If you’re on the fence, my recommendation is to wait. Wait and see what Kenny Omega and Yukes end up delivering in terms of updates, new content, and DLC. The game needs to double its appearance options in CAW mode. It needs to add more match types. Some Quality of Life improvements, such as move categories, and full match customization, would be ideal. Additions to Road to Elite or other story modes. Little things like balance changes and tweaks to things like counts, pinfalls, submissions.

A good chunk of this needs to be free updates to the game, NOT DLC. I don’t mind paying for new wrestlers to add to the game; however, given the absence of key AEW names, it would be a show of good faith from THQ to add at least a few for free. Right now, AEW Fight Forever is a terrific foundation to build upon. But they must. This is a game that, in six months time, needs to be significantly improved. It can’t wait for a sequel in two to three years.

To its credit, AEW Games has already announced a soon to debut online battle royale mode… Stadium Stampede.

Hopefully a sign of amazing things to come.

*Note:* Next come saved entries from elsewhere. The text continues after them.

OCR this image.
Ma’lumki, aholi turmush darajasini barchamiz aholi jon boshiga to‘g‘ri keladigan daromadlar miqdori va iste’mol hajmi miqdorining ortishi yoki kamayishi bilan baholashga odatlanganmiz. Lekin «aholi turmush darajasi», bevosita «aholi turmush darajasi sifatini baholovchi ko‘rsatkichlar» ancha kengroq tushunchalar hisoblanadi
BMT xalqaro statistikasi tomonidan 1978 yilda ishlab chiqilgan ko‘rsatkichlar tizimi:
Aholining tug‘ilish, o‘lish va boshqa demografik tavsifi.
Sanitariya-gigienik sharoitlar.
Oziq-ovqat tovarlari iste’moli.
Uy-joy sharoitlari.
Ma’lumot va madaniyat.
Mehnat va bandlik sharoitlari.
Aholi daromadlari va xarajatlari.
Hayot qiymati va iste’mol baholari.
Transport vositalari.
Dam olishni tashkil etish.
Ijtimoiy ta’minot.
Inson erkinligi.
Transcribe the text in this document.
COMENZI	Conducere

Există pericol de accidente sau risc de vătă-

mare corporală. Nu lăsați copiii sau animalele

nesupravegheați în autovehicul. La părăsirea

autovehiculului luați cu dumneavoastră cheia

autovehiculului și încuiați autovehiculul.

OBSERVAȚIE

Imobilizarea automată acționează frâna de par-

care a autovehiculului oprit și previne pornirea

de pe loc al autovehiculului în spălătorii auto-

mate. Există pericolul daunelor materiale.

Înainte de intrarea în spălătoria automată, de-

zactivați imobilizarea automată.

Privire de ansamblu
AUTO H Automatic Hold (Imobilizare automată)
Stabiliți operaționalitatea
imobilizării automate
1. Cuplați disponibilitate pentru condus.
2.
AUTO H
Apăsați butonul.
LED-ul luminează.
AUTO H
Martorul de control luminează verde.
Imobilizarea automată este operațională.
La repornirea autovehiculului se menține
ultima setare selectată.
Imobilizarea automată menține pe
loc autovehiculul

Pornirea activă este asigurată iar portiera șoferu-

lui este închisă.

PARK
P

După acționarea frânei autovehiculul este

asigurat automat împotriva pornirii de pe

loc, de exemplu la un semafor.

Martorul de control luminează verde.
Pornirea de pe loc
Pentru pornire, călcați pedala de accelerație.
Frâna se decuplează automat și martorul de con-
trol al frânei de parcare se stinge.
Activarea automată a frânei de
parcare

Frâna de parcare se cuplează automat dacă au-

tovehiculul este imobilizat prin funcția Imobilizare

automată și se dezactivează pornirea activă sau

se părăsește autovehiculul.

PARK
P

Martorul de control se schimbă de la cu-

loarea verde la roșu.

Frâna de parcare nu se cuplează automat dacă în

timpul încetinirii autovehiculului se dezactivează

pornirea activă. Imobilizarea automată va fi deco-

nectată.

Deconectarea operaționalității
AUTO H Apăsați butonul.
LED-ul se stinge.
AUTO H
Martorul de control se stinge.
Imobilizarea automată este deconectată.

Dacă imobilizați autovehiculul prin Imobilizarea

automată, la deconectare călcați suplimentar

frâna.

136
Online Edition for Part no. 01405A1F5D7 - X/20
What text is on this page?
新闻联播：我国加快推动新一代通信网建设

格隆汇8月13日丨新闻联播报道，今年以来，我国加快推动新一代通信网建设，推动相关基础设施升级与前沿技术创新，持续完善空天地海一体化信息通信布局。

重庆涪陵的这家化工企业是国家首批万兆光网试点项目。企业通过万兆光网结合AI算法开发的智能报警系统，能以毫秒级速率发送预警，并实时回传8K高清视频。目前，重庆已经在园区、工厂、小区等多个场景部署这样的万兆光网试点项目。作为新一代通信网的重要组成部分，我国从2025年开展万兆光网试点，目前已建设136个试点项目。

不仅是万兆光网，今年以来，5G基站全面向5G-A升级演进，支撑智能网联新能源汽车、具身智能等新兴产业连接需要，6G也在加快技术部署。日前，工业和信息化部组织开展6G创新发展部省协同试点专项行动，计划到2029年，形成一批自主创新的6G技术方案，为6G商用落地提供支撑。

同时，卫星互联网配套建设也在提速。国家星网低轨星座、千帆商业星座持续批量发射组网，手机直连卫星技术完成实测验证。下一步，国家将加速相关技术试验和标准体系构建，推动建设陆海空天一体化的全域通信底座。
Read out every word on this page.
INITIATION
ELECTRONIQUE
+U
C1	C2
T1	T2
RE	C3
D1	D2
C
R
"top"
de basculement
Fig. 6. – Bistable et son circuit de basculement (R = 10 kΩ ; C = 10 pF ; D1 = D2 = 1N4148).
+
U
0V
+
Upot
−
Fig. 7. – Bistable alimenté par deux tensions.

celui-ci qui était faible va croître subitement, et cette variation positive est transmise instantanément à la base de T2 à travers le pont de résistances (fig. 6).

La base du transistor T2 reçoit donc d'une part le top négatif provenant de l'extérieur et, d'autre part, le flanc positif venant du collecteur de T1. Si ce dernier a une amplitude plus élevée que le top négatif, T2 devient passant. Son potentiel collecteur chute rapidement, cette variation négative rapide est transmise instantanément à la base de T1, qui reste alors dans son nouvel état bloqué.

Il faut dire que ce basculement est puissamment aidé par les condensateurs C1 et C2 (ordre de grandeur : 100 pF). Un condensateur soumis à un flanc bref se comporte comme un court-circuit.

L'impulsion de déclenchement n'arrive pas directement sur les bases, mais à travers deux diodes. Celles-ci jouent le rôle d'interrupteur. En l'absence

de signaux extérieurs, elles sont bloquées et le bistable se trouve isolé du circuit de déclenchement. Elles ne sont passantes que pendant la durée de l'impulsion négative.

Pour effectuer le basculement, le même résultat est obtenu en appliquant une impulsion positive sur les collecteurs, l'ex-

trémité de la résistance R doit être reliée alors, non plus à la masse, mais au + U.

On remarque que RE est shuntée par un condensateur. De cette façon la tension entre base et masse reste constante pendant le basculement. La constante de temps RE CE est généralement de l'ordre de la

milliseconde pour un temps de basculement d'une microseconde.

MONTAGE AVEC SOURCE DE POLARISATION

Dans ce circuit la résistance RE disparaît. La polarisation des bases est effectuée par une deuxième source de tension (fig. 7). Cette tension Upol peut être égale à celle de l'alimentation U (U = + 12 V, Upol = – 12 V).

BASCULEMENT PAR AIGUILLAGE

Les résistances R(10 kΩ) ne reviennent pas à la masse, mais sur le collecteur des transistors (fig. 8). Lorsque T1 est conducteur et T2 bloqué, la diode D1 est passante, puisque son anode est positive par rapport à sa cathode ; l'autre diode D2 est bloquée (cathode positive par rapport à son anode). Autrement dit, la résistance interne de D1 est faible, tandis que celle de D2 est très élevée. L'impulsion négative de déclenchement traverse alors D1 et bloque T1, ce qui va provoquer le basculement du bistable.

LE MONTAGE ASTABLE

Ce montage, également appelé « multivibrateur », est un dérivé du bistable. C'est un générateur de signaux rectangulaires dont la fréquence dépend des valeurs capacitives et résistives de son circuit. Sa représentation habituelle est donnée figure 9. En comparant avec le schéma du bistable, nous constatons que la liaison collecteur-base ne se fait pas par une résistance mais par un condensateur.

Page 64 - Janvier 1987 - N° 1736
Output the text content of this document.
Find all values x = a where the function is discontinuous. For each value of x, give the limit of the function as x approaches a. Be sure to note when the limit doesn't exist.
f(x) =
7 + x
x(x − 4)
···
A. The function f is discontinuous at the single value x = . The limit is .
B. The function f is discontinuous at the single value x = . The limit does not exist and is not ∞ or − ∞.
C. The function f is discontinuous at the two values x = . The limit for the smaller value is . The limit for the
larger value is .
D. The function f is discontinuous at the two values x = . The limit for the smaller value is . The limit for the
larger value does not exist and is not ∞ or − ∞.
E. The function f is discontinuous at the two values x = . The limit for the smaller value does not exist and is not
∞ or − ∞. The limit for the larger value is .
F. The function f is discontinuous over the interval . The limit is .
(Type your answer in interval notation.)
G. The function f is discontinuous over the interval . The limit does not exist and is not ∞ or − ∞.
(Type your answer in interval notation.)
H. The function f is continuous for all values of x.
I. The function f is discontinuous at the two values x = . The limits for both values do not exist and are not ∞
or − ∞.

The final score: review Good
The 411
AEW: Fight Forever is an incredibly fun wrestling game to play. It is clearly a labour of love that will, in many ways, please hardcore wrestling fans. It is unfortunate that, at launch, the game is so bare bones. The Create-A-Wrestler mode, despite having a wealth of moves, is lacking in appearance options. Road To Elite is excellent, but limited. The excellent gameplay and attention to detail makes Fight Forever a solid foundation for AEW Games and Yukes to build on. What the game looks like in six months with updates and DLC (such as Stadium Stampede) will ultimately make or break the project. Recommended, with caveats.